Decompression without fusion for degenerative lumbar stenosis is an effective treatment for both the pain and disability of neurogenic claudication. Iatrogenic instability following decompression may require further intervention to stabilize the spine. The authors review the incidence of postsurgical instability following lumbar decompression, and assess the impact of surgical technique as well as study design on the incidence of instability.

METHODS

A comprehensive literature search was performed to identify surgical cohorts of patients with degenerative lumbar stenosis, with and without preexisting spondylolisthesis, who were treated with laminectomy or minimally invasive decompression without fusion. Data on patient characteristics, surgical indications and techniques, clinical and radiographic outcomes, and reoperation rates were collected and analyzed.

RESULTS

A systematic review of 24 studies involving 2496 patients was performed, assessing both open laminectomy and minimally invasive bilateral canal enlargement. Postoperative pain and functional outcomes were similar across the various studies, and postoperative radiographie instability was seen in 5.5% of patients. Instability was seen more frequently in patients with preexisting spondylolisthesis (12.6%) and in those treated with open laminectomy (12%).
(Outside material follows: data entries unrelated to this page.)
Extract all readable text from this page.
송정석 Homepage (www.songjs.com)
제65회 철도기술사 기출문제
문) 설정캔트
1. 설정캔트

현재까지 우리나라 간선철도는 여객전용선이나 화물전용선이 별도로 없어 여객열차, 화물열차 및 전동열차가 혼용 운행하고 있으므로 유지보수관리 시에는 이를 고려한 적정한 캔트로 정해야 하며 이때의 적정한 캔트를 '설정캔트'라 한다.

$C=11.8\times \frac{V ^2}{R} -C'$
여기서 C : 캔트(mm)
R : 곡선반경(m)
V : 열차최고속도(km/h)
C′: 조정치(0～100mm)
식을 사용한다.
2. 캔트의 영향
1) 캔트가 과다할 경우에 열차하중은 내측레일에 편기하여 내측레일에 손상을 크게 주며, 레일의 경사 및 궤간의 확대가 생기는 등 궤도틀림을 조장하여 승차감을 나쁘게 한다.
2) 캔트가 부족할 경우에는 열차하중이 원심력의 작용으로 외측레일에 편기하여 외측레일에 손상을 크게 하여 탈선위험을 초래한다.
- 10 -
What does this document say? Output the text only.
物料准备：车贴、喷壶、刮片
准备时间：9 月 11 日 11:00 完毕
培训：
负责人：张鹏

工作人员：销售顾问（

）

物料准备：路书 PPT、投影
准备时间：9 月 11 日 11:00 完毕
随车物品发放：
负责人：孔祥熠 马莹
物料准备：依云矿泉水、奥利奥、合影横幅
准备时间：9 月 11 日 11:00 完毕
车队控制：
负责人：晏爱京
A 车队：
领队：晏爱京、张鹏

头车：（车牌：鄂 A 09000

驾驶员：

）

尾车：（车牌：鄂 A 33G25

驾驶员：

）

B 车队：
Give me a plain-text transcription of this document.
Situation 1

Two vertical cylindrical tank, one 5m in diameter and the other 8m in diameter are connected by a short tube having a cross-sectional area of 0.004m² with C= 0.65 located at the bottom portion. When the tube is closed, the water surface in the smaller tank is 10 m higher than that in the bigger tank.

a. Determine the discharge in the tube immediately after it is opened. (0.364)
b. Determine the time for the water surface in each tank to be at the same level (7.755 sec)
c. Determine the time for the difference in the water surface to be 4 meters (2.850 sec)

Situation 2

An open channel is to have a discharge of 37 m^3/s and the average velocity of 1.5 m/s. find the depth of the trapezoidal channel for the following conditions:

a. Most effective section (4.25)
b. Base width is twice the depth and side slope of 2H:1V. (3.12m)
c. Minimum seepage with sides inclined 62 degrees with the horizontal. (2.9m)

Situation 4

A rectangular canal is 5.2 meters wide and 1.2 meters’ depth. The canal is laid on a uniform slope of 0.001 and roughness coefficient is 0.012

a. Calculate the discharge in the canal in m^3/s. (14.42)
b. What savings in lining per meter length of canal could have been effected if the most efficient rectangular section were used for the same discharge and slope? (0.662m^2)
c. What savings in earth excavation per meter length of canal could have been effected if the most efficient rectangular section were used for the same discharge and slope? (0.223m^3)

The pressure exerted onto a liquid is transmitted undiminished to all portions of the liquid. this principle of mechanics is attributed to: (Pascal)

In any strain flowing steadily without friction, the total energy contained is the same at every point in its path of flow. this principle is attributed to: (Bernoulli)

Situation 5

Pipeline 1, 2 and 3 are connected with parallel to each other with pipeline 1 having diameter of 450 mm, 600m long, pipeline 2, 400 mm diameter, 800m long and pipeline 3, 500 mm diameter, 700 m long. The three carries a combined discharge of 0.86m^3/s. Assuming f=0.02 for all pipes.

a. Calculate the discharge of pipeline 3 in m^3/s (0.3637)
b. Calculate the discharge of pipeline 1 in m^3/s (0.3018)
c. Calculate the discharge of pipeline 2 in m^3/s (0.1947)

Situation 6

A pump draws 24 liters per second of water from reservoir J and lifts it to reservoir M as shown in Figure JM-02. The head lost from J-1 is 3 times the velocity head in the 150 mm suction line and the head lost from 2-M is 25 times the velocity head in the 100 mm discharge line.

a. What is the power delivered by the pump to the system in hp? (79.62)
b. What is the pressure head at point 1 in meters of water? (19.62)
Reoperation for instability was required in 1.8% of all patients, and was higher for patients with preoperative spondylolisthesis (9.3%) and for those treated with open laminectomy (4.1%).

CONCLUSIONS

Instability following lumbar decompression is a common occurrence. This is particularly true if decompression alone is selected as a surgical approach in patients with established spondylolisthesis. This complication may occur less commonly with the use of minimally invasive techniques; however, larger prospective cohort studies are necessary to more thoroughly explore these findings.